As a Cyber Security company, Enigma Forensics is always interested in the 4W’s and 1H of a Cyber Attack. We would be remiss if we didn’t write a post about the most recent SolarWinds Hack allegedly by the Russians. Did the Russians time this cyber attack at precisely the moment in time when the United States is preoccupied? Amidst the Coronavirus shutdowns, the election results, the holidays, and the COVID-19 relief plan, it’s almost as if this particular Russian Hack completely flew under the radar.
The attackers gained entry by using a software update sent out by Texas-based software company SolarWinds, which counts multiple U.S. government agencies as customers. In early December 2020, the news media reported at least 200 organizations, including U.S. government agencies and other companies around the world, have been hacked as part of this suspected Russian cyber attack.

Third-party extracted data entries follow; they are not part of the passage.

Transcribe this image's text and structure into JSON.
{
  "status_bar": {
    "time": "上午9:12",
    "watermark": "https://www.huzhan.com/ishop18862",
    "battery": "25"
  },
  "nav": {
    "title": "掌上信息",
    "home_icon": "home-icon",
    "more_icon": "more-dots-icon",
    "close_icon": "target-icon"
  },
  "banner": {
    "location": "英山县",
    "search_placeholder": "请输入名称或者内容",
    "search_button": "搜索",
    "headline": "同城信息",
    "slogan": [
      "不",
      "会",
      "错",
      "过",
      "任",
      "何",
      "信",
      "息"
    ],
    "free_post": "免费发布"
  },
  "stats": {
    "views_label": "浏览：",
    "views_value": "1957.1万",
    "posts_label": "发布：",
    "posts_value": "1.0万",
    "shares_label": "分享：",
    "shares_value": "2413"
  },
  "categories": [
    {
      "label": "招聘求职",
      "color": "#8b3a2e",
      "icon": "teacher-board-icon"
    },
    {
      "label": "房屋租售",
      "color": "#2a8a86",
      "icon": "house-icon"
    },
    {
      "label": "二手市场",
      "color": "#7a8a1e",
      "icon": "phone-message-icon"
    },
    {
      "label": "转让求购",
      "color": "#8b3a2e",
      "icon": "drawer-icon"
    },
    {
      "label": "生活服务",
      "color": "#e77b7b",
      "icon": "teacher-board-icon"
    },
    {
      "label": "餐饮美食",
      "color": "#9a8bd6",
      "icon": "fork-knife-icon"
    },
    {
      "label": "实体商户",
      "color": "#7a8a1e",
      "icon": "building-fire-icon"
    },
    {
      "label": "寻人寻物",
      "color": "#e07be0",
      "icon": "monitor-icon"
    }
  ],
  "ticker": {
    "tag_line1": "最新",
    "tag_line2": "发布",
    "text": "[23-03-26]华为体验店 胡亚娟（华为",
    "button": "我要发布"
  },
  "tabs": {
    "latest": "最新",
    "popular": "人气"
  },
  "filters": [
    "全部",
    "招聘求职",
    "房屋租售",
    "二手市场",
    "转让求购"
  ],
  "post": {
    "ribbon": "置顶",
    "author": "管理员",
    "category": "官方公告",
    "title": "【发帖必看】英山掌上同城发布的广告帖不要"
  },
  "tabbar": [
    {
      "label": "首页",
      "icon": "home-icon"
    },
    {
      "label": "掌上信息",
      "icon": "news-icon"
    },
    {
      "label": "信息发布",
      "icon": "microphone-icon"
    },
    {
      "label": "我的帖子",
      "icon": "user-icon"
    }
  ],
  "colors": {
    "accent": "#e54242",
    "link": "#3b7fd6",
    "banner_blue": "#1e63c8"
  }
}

The New York Times reported on December 13, 2020, “The Trump administration acknowledged on Sunday that hackers acting on behalf of a foreign government almost certainly a Russian intelligence agency, according to federal and private experts — broke into a range of key government networks, including in the Treasury and Commerce Departments, and had free access to their email systems.” We can’t find any reporting on what information was stolen.
Who raised the alarm?
It looks like FireEye, a computer security firm first raised the alarm about the Russian cyber attack after its own systems were compromised back in early Spring of 2020. What perfect timing to stage an attack considering the whole country is preoccupied with the rise of the pandemic! FireEye discovered a supply chain attack that was accessed through SolarWinds Orion business software updates in order to distribute malware that they called “SUNBURST.” Experts agree this is the work of highly-skilled actors and was performed with significant operational security. But, the real issue is why didn’t the government cyber protection agencies that are sworn to protect recognize the breach? It took an outside company to inform them of the cyber attack.
Where was the Cyber Attack aimed?
In this case, the U.S. government agencies seemed to be the target. As noted before, the hack was done through what is called a “supply chain attack,” in which malicious code is hidden in legitimate software updates and meant to target third parties. Could it have been the Chinese masquerading as the Russians? President Trump laid claim that there was potential it could have been the Chinese and not the Russians.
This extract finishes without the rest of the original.